When we are in the state of grace, we have the Holy Trinity living in us.  We, however, can be so caught up in daily life and its demands,  that we don’t think of that at all.  If we did, we’d be aware of the movements of grace within, and so be motivated more by grace than by nature.  Jesus being fashioned by God in the womb of His Mother Mary; to be in touch with this mystery is not to leave Jesus alone, as it were, but to be with Him as Mary was.  The reality of our life of grace is that,  like Jesus, we are very dependent on Mary.  It is our Father’s plan: to be fashioned by God in intimate dependence on Mary into a perfect likeness of Jesus.  This is the essence of our whole life of  in the Spirit.  Our entire life is now wrapped up in loving God.  In Mary,  for the first time, God is adequately loved by a creature.

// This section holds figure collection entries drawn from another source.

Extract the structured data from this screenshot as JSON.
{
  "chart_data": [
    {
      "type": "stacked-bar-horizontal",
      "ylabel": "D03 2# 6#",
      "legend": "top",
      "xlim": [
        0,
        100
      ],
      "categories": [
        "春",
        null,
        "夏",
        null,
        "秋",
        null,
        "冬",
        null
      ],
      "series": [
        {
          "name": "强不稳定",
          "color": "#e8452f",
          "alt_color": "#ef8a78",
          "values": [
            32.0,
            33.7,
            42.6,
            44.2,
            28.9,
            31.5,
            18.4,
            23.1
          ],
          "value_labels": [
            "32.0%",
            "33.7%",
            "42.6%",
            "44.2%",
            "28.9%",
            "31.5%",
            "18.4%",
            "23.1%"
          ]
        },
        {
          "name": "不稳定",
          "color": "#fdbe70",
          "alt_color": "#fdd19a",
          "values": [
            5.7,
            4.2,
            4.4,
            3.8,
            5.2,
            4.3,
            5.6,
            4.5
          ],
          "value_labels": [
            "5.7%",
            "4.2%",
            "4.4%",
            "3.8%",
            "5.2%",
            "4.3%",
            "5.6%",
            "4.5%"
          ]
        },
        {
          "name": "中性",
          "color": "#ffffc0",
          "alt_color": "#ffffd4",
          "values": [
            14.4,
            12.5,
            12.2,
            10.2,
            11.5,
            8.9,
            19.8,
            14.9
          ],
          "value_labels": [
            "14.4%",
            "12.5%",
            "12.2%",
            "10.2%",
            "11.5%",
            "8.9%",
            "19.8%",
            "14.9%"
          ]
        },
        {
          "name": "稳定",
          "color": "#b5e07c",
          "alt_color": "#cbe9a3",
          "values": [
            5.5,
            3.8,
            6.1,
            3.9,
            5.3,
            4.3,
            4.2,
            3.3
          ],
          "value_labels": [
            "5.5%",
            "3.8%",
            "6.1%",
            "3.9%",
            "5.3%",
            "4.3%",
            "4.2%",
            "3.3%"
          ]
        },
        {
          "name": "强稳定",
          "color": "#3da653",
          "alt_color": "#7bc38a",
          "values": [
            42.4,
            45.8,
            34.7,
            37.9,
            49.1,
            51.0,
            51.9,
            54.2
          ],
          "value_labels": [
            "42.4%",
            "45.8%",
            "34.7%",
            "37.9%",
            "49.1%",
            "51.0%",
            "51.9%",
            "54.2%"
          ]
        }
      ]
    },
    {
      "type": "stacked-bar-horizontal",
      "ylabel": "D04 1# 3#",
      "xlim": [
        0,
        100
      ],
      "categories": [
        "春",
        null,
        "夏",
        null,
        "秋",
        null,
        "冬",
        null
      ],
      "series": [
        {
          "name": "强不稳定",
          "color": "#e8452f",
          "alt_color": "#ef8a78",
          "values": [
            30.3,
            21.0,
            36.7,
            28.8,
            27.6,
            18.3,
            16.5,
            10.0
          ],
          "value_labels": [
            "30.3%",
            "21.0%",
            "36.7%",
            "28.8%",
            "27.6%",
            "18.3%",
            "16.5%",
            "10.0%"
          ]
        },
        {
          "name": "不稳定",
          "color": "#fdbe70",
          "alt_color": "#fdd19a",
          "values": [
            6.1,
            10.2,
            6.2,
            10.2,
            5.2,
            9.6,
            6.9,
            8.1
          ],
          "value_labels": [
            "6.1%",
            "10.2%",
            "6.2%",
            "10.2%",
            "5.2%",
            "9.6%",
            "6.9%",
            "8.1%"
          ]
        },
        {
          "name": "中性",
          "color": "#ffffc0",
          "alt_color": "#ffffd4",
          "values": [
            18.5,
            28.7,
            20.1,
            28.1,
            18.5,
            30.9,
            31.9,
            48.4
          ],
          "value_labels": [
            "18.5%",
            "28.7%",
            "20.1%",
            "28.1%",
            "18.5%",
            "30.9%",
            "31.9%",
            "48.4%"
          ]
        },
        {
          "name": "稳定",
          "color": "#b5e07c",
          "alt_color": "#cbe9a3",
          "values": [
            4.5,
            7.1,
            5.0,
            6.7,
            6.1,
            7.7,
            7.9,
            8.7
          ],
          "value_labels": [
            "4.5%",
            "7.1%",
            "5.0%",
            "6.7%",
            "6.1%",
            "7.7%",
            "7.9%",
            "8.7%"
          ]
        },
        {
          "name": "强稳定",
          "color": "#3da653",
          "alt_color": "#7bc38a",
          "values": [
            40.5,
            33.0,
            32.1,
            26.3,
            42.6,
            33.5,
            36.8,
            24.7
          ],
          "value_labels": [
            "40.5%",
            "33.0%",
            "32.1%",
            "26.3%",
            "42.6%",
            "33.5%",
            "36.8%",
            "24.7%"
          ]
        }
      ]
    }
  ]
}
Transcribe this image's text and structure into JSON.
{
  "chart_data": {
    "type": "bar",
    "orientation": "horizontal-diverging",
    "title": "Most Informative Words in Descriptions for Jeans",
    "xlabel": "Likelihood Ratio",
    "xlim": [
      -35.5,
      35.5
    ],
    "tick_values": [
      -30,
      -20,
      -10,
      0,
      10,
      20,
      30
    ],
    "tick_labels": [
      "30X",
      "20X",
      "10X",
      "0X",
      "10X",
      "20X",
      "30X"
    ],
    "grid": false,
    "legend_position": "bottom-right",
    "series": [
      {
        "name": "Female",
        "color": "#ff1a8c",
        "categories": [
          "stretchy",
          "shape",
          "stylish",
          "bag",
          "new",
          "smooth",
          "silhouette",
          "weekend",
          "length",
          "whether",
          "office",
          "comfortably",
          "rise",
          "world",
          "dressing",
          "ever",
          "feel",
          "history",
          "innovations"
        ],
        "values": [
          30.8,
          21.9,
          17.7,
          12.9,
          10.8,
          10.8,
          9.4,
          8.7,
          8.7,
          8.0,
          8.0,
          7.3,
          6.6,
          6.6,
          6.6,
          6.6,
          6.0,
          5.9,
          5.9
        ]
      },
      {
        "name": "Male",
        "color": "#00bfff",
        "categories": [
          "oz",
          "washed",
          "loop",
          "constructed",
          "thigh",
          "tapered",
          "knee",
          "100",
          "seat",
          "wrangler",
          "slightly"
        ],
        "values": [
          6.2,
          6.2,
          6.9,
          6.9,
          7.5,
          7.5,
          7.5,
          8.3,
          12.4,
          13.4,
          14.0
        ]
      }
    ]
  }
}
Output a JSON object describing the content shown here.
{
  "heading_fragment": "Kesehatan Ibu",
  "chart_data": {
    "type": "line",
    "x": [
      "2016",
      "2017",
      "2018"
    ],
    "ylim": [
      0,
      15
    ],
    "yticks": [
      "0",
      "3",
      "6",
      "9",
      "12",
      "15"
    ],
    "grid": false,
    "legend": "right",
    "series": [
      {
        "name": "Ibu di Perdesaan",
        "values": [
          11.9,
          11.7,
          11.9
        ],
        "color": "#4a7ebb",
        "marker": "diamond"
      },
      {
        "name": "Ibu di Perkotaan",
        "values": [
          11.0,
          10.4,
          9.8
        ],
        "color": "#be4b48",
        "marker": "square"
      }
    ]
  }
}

Irked by the Mother of God?

It amazes me that the Mother of Jesus has come to be such a contentious figure.  Some time ago, I painted Our Lady with the Child Jesus in her arms.  It showed at the Parker Gallery in CO.   A church met in the same building, so members of the congregation would stop by to see the artwork after services.  One Sunday only a young girl, about 9 years old, wondered  from painting to painting,  until she came to Mother and Child.  She stood before it a moment considering the painting and then to my astonishment made a disdainful sound, “Psst!” motherchild12 Then,  the child tossed her head and left abruptly.  The gesture seemed beyond her years.  Wouldn’t you expect an image of a mother and a child to touch a soft spot in a young and tender heart? Instead,  it struck like a rock bouncing off unyielding ground.   I remembered the lyrics of a song from South Pacific:

You’ve to to be taught before it’s too late,

Before you are six or seven or eight

To hate all the people your relatives hate,

You’ve got to be carefully taught!

Prejudice can effect, or more accurately,  infect us at any age or stage.  It’s sad when it blinds us to goodness; saddest when it makes us immune to holiness, which, I guess,  it always does.